While you were busy tuning in to the State of the Union, the rest of us were watching the series premiere of Joan & Melissa: Joan Knows Best?, the mother-daughter duo's new reality show. This is what you missed.
Legendary comedienne Joan Rivers and her daughter, former red carpet parasite and self-dubbed "producer" Melissa, have been living on opposite coasts for the past several years. Despite her strong roots in New York, Joan decides to move to LA to be closer to her family.
Rather than buy her own home, Joan decides to move in with Melissa even though everyone around them thinks it's a terrible idea. Hell, even I think it's a terrible idea. Remember their award show days? How Joan would crack mean jokes about Melissa in front of the likes of Hugh Grant and Melissa would plaster that sad, frozen half grin on her face? Ugh, it was awful. Despite their very public and antagonistic history, both women insist that cohabitating will be a non-issue.
It won't just be the two of them living together. In fact, our Melissa keeps quite the full house in Los Angeles. There's her son Cooper-he's exactly what you picture when you imagine a 9 year old named Cooper, so there's no reason to really go into him-and his nanny Dominica. Swedish and Playboy Bunny-esque, Dominica is certainly something to behold and she upsets Joan greatly.

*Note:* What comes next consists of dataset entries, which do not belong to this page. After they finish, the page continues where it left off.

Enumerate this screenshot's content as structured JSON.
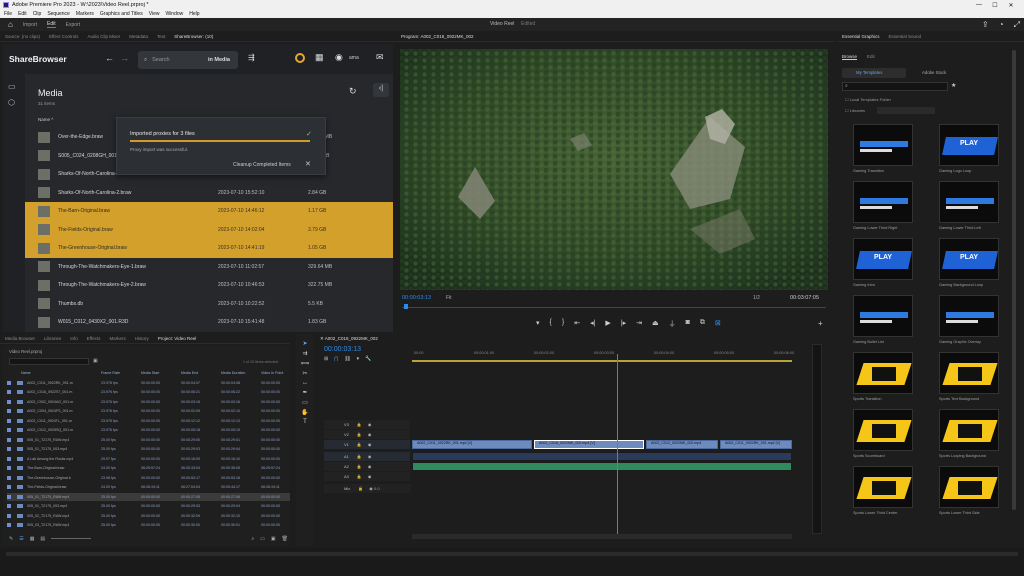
{
  "window": {
    "title": "Adobe Premiere Pro 2023 - W:\\2023\\Video Reel.prproj *",
    "minimize": "—",
    "maximize": "☐",
    "close": "✕"
  },
  "menu": [
    "File",
    "Edit",
    "Clip",
    "Sequence",
    "Markers",
    "Graphics and Titles",
    "View",
    "Window",
    "Help"
  ],
  "workspaces": {
    "items": [
      "Import",
      "Edit",
      "Export"
    ],
    "active": "Edit",
    "center": "Video Reel",
    "center2": "Edited"
  },
  "left_tabs": [
    "Source: (no clips)",
    "Effect Controls",
    "Audio Clip Mixer",
    "Metadata",
    "Text",
    "ShareBrowser: (10)"
  ],
  "sharebrowser": {
    "logo": "ShareBrowser",
    "search_placeholder": "Search",
    "search_scope": "in Media",
    "user": "ama",
    "title": "Media",
    "count": "31 items",
    "col_name": "Name",
    "notification": {
      "title": "Imported proxies for 3 files",
      "detail": "Proxy import was successful.",
      "cleanup": "Cleanup Completed Items"
    },
    "files": [
      {
        "name": "Over-the-Edge.braw",
        "date": "2023-07-10 11:21:52",
        "size": "567.98 MB",
        "selected": false
      },
      {
        "name": "S005_C024_0208GH_001.R3D",
        "date": "2023-07-10 15:21:03",
        "size": "827.9 MB",
        "selected": false
      },
      {
        "name": "Sharks-Of-North-Carolina-1.braw",
        "date": "2023-07-10 15:13:52",
        "size": "3.95 GB",
        "selected": false
      },
      {
        "name": "Sharks-Of-North-Carolina-2.braw",
        "date": "2023-07-10 15:52:10",
        "size": "2.84 GB",
        "selected": false
      },
      {
        "name": "The-Barn-Original.braw",
        "date": "2023-07-10 14:46:12",
        "size": "1.17 GB",
        "selected": true
      },
      {
        "name": "The-Fields-Original.braw",
        "date": "2023-07-10 14:02:04",
        "size": "3.79 GB",
        "selected": true
      },
      {
        "name": "The-Greenhouse-Original.braw",
        "date": "2023-07-10 14:41:19",
        "size": "1.05 GB",
        "selected": true
      },
      {
        "name": "Through-The-Watchmakers-Eye-1.braw",
        "date": "2023-07-10 11:02:57",
        "size": "329.64 MB",
        "selected": false
      },
      {
        "name": "Through-The-Watchmakers-Eye-2.braw",
        "date": "2023-07-10 10:46:53",
        "size": "322.75 MB",
        "selected": false
      },
      {
        "name": "Thumbs.db",
        "date": "2023-07-10 10:22:52",
        "size": "5.5 KB",
        "selected": false
      },
      {
        "name": "W015_C012_0430X2_001.R3D",
        "date": "2023-07-10 15:41:48",
        "size": "1.83 GB",
        "selected": false
      }
    ]
  },
  "program": {
    "tab": "Program: A002_C018_0922MK_002",
    "timecode": "00:00:03:13",
    "fit": "Fit",
    "quality": "1/2",
    "duration": "00:03:07:05"
  },
  "essential_graphics": {
    "tabs": [
      "Essential Graphics",
      "Essential Sound"
    ],
    "subtabs": [
      "Browse",
      "Edit"
    ],
    "my_templates": "My Templates",
    "adobe_stock": "Adobe Stock",
    "local_folder": "Local Templates Folder",
    "libraries": "Libraries",
    "templates": [
      "Gaming Transition",
      "Gaming Logo Loop",
      "Gaming Lower Third Right",
      "Gaming Lower Third Left",
      "Gaming Intro",
      "Gaming Background Loop",
      "Gaming Bullet List",
      "Gaming Graphic Overlay",
      "Sports Transition",
      "Sports Text Background",
      "Sports Scoreboard",
      "Sports Looping Background",
      "Sports Lower Third Center",
      "Sports Lower Third Side"
    ],
    "play_label": "PLAY"
  },
  "project": {
    "tabs": [
      "Media Browser",
      "Libraries",
      "Info",
      "Effects",
      "Markers",
      "History",
      "Project: Video Reel"
    ],
    "file": "Video Reel.prproj",
    "selection": "1 of 23 items selected",
    "cols": [
      "Name",
      "Frame Rate",
      "Media Start",
      "Media End",
      "Media Duration",
      "Video In Point"
    ],
    "rows": [
      [
        "A002_C011_0922RK_001.m",
        "23.976 fps",
        "00:00:00:00",
        "00:00:04:07",
        "00:00:04:08",
        "00:00:00:00"
      ],
      [
        "A002_C016_0922S7_001.m",
        "23.976 fps",
        "00:00:00:00",
        "00:00:06:21",
        "00:00:06:22",
        "00:00:00:00"
      ],
      [
        "A002_C002_0924AG_001.m",
        "23.976 fps",
        "00:00:00:00",
        "00:00:03:15",
        "00:00:03:16",
        "00:00:00:00"
      ],
      [
        "A002_C004_0924FS_001.m",
        "23.976 fps",
        "00:00:00:00",
        "00:00:02:09",
        "00:00:02:10",
        "00:00:00:00"
      ],
      [
        "A002_C011_0924TL_001.m",
        "23.976 fps",
        "00:00:00:00",
        "00:00:12:12",
        "00:00:12:13",
        "00:00:00:00"
      ],
      [
        "A002_C012_0925SQ_001.m",
        "23.976 fps",
        "00:00:00:00",
        "00:00:05:18",
        "00:00:05:19",
        "00:00:00:00"
      ],
      [
        "005_01_T2175_RAW.mp4",
        "25.00 fps",
        "00:00:00:00",
        "00:00:29:00",
        "00:00:29:01",
        "00:00:00:00"
      ],
      [
        "005_01_T2175_003.mp4",
        "25.00 fps",
        "00:00:00:00",
        "00:00:29:03",
        "00:00:29:04",
        "00:00:00:00"
      ],
      [
        "A Lab Among the Rocks.mp4",
        "29.97 fps",
        "00:00:00:00",
        "00:00:16:09",
        "00:00:16:10",
        "00:00:00:00"
      ],
      [
        "The-Barn-Original.braw",
        "24.00 fps",
        "06:29:57:24",
        "06:30:33:04",
        "00:00:35:05",
        "06:29:57:24"
      ],
      [
        "The-Greenhouse-Original.b",
        "23.98 fps",
        "00:00:00:00",
        "00:00:53:17",
        "00:00:53:18",
        "00:00:00:00"
      ],
      [
        "The-Fields-Original.braw",
        "24.00 fps",
        "06:26:19:11",
        "06:27:04:04",
        "00:00:44:17",
        "06:26:19:11"
      ],
      [
        "005_01_T2175_RAW.mp4",
        "25.00 fps",
        "00:00:00:00",
        "00:00:27:05",
        "00:00:27:06",
        "00:00:00:00"
      ],
      [
        "005_01_T2175_003.mp4",
        "25.00 fps",
        "00:00:00:00",
        "00:00:29:03",
        "00:00:29:04",
        "00:00:00:00"
      ],
      [
        "005_02_T2175_RAW.mp4",
        "25.00 fps",
        "00:00:00:00",
        "00:00:32:09",
        "00:00:32:10",
        "00:00:00:00"
      ],
      [
        "005_03_T2175_RAW.mp4",
        "25.00 fps",
        "00:00:00:00",
        "00:00:30:00",
        "00:00:30:01",
        "00:00:00:00"
      ]
    ]
  },
  "timeline": {
    "tab": "A002_C018_0922MK_002",
    "timecode": "00:00:03:13",
    "ruler": [
      "00:00",
      "00:00:01:00",
      "00:00:02:00",
      "00:00:03:00",
      "00:00:04:00",
      "00:00:05:00",
      "00:00:06:00"
    ],
    "tracks": [
      "V3",
      "V2",
      "V1",
      "A1",
      "A2",
      "A3",
      "Mix"
    ],
    "clips": [
      "A002_C011_0922RK_001.mp4 [V]",
      "A002_C018_0922MK_002.mp4 [V]",
      "A002_C012_0922MK_002.mp4",
      "A002_C011_0922RK_001.mp4 [V]"
    ],
    "mix_value": "0.0",
    "playhead_fraction": 0.54
  },
  "colors": {
    "accent": "#2d8ceb",
    "selection": "#d3a12b",
    "video_clip": "#6e8bbd",
    "audio_clip": "#2f8a5d"
  }
}
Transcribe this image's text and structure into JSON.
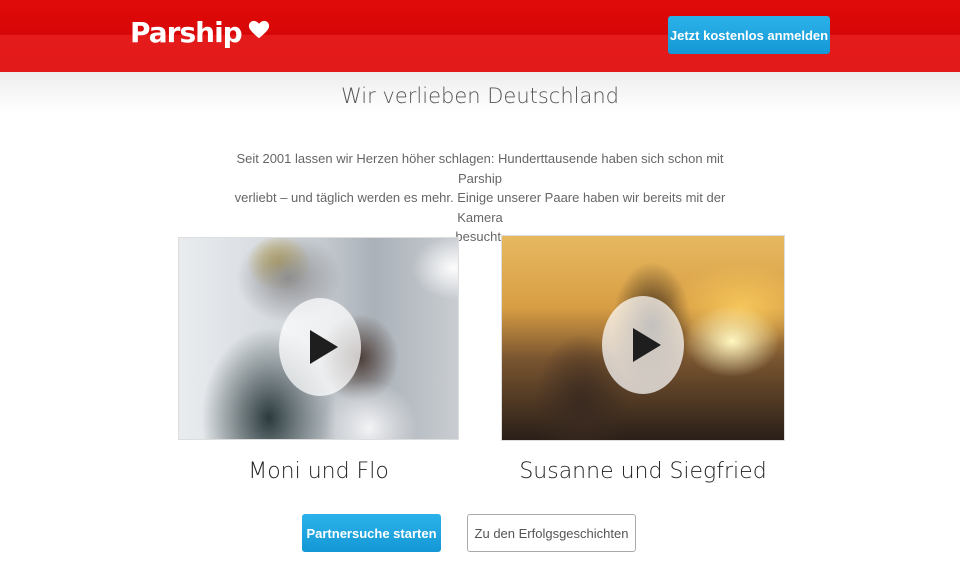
{
  "header": {
    "logo_text": "Parship",
    "logo_icon": "heart-icon",
    "cta_label": "Jetzt kostenlos anmelden"
  },
  "main": {
    "headline": "Wir verlieben Deutschland",
    "intro_line1": "Seit 2001 lassen wir Herzen höher schlagen: Hunderttausende haben sich schon mit Parship",
    "intro_line2": "verliebt – und täglich werden es mehr. Einige unserer Paare haben wir bereits mit der Kamera",
    "intro_line3": "besucht.",
    "videos": [
      {
        "caption": "Moni und Flo",
        "icon": "play-icon"
      },
      {
        "caption": "Susanne und Siegfried",
        "icon": "play-icon"
      }
    ],
    "primary_button": "Partnersuche starten",
    "secondary_button": "Zu den Erfolgsgeschichten"
  },
  "colors": {
    "header_red": "#e00a0a",
    "button_blue": "#1ea5e0"
  }
}
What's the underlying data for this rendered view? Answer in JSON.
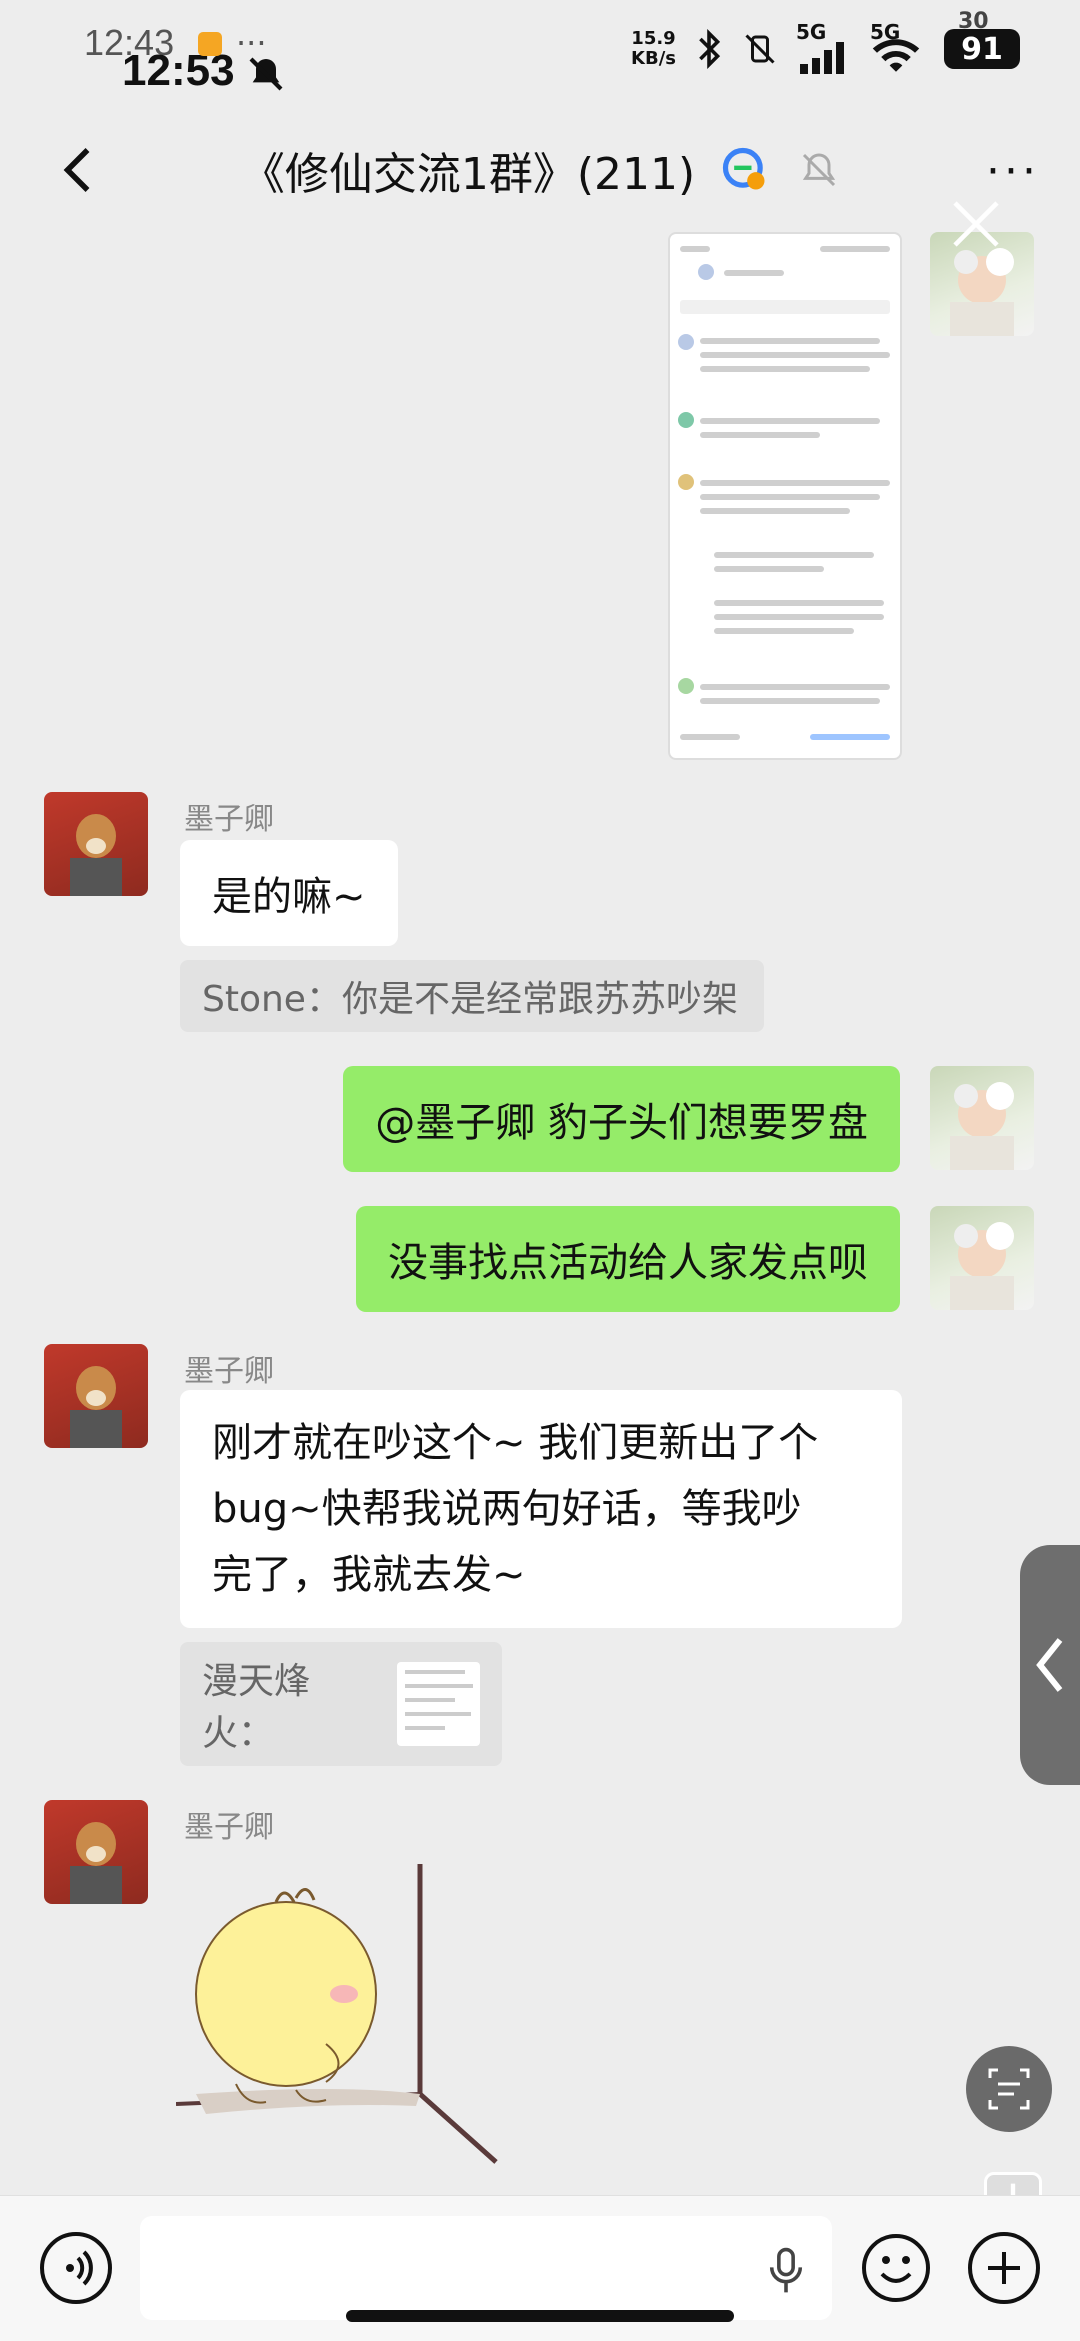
{
  "status_bar": {
    "time_back": "12:43",
    "time_front": "12:53",
    "net_speed_value": "15.9",
    "net_speed_unit": "KB/s",
    "signal_label_1": "5G",
    "signal_label_2": "5G",
    "battery_back": "30",
    "battery": "91"
  },
  "nav": {
    "back_icon": "chevron-left-icon",
    "title": "《修仙交流1群》(211)",
    "more_icon": "more-icon"
  },
  "messages": [
    {
      "type": "image",
      "side": "right",
      "description_icon": "screenshot-thumbnail"
    },
    {
      "type": "text",
      "side": "left",
      "sender": "墨子卿",
      "text": "是的嘛~"
    },
    {
      "type": "quote",
      "text": "Stone：你是不是经常跟苏苏吵架"
    },
    {
      "type": "text",
      "side": "right",
      "text": "@墨子卿  豹子头们想要罗盘"
    },
    {
      "type": "text",
      "side": "right",
      "text": "没事找点活动给人家发点呗"
    },
    {
      "type": "text",
      "side": "left",
      "sender": "墨子卿",
      "lines": [
        "刚才就在吵这个~ 我们更新出了个",
        "bug~快帮我说两句好话，等我吵",
        "完了，我就去发~"
      ]
    },
    {
      "type": "quote",
      "text": "漫天烽火："
    },
    {
      "type": "sticker",
      "side": "left",
      "sender": "墨子卿",
      "description_icon": "yellow-chick-sticker"
    }
  ],
  "input_bar": {
    "placeholder": ""
  },
  "colors": {
    "background": "#ededed",
    "self_bubble": "#95ec69",
    "other_bubble": "#ffffff"
  }
}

Ever the loving mother, Joan advises Melissa to "hire an ugly nanny" because an ugly nanny won't steal Melissa's men away. While this advice is sad and outdated, I'll have to admit that I did a total spit take when I saw Dominica and her implants preparing Cooper's breakfast while wearing only a sports bra (later, on a family outing to the beach, she removes her bikini completely. Congrats on the nanny, Cooper!). Rounding out their staff is Sabrina, Joan and Melissa's assistant (she seems normal and keeps her clothes on). Next, there's Conrad. Conrad is Melissa's friend who is staying with her until he gets his real estate license, which is code for living with your rich friend and not paying rent (I'm sick of writing. I think I might get my "real estate license" instead). In addition to being a leech, he's also a blond adult who rides a skateboard and owns too many pairs of sneakers—these things never add up to anything good.
Lastly, we have Jason, a former tennis pro and Melissa's boyfriend of two years. Jason has officially moved in, but no one has the guts to tell Momma Joan. The tension of the episode is built around Joan finding out, though, ultimately, the reveal amounts to nothing more than a somewhat polite dinner conversation. Turns out Joan has no problem with her forty-something daughter having a live-in boyfriend (just as long as he stays away from that no good Dominica).
Oh, goodness! I almost forgot that Joan brought along all of her dead friends! Like I said, it's a full house.
Now that you know what you missed, do you really feel like the State of the Union was more worthy of your time?